Moeed Yusuf said, “Pakistan stands for peace and we want to move forward”. Responding to a question, he said, “Kashmiris hate India.” Moeed Yusuf maintained that Kashmiris are not ready to live under Indian occupation and India must reverse the military siege in Kashmir and roll back the new citizenship Act.
Yusuf maintained that India is behind terror attacks in Pakistan and Pakistan has enough evidence to suggest that in 2019 the Indian Embassy in Kabul had given $1 million to the Tehreek-e-Taliban Pakistan to help the TTP merge with four militant groups.
He added that the handler of the 2014 Peshawar Army Public School attack was in touch with “an Indian consulate”, adding that Pakistan has the phone number of the handler’s contact. Yusuf also told the Indian journalist that the Indian Embassy in Afghanistan is using think-tanks as a front to funnel money to terrorists operating in Balochistan. When asked why PM Imran had never raised his voice for the Uighur community in China that was being persecuted by the Chinese government, the SAPM said: “China and Pakistan are friends like no other. We have a completely transparent relationship; virtually everything under the sky, we discuss.
“Uighurs is a non-issue Our delegations have visited, we’ve seen and we are a 100 per cent satisfied that it’s a non-issue. The West can say what it wants. I am telling you as a responsible official: we know everything we need to know about the Uighurs and everything else in China as they do about us.”
Thapar quoted an interview PM Imran gave to the Financial Times last year, where the premier had said: “Frankly, I don’t know much about” the Uighur issue. Yusuf, however, continued to insist that the matter was a non-issue and said that he had briefed the prime minister about it. Yusuf also discussed the case of Indian spy Kulbhushan Jadhav, who was convicted by a military court in 2017.

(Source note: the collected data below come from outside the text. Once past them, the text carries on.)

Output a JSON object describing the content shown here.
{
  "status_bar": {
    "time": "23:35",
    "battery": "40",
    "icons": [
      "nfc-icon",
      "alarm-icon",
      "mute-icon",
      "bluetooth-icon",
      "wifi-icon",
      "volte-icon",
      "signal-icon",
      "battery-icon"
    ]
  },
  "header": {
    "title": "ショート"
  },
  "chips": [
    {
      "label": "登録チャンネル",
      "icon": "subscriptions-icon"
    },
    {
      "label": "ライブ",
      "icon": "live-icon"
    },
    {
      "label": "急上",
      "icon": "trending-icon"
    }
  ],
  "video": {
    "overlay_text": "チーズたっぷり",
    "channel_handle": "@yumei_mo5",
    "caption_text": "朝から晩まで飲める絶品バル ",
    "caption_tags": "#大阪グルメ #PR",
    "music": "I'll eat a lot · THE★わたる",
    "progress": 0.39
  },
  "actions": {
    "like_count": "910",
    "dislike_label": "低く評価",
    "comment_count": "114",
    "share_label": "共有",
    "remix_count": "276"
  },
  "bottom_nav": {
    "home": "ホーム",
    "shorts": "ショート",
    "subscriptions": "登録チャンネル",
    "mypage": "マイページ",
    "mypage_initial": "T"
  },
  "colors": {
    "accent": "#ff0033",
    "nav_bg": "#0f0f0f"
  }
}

He told Thapar that the Pakistani government had granted India consular access to Jadhav as per the International Court of Justice’s verdict but that the Indian government was “dragging its feet” over the matter of appointing a legal representative. He further said that Pakistan had complied with the ICJ verdict and lamented that court proceedings could not be started because India has yet to appoint a lawyer to get relevant documents. He told Thapar that the Pakistani government was waiting for India to accept Pakistan’s offer for a third consular access.
While responding to a question regarding New Delhi’s allegations that Pakistan sponsors terrorism in India, Yusuf said that the Indian side had pushed a “one-sided narrative for at least two decades” since 9/11 attacks. The premier’s aide said that in 2019, more than a billion US dollars from the Indian embassy funds had been used for the merger of Tehreek-i-Taliban Pakistan with other terrorist outfits. “Congratulations to the RAW. They have succeeded in creating an organisation to kill Pakistanis,” he said.
The terrorist was also treated at a New Delhi hospital in 2017, Yusuf added. The premier’s assistant said that the government had records of phone calls, phone numbers of people who orchestrated the APS attack from a third country. Yusuf said that Islamabad has “evidence to a T” that India was sponsoring terrorism in Pakistan, adding that the Indian government was “using Afghanistan’s” territory in its schemes.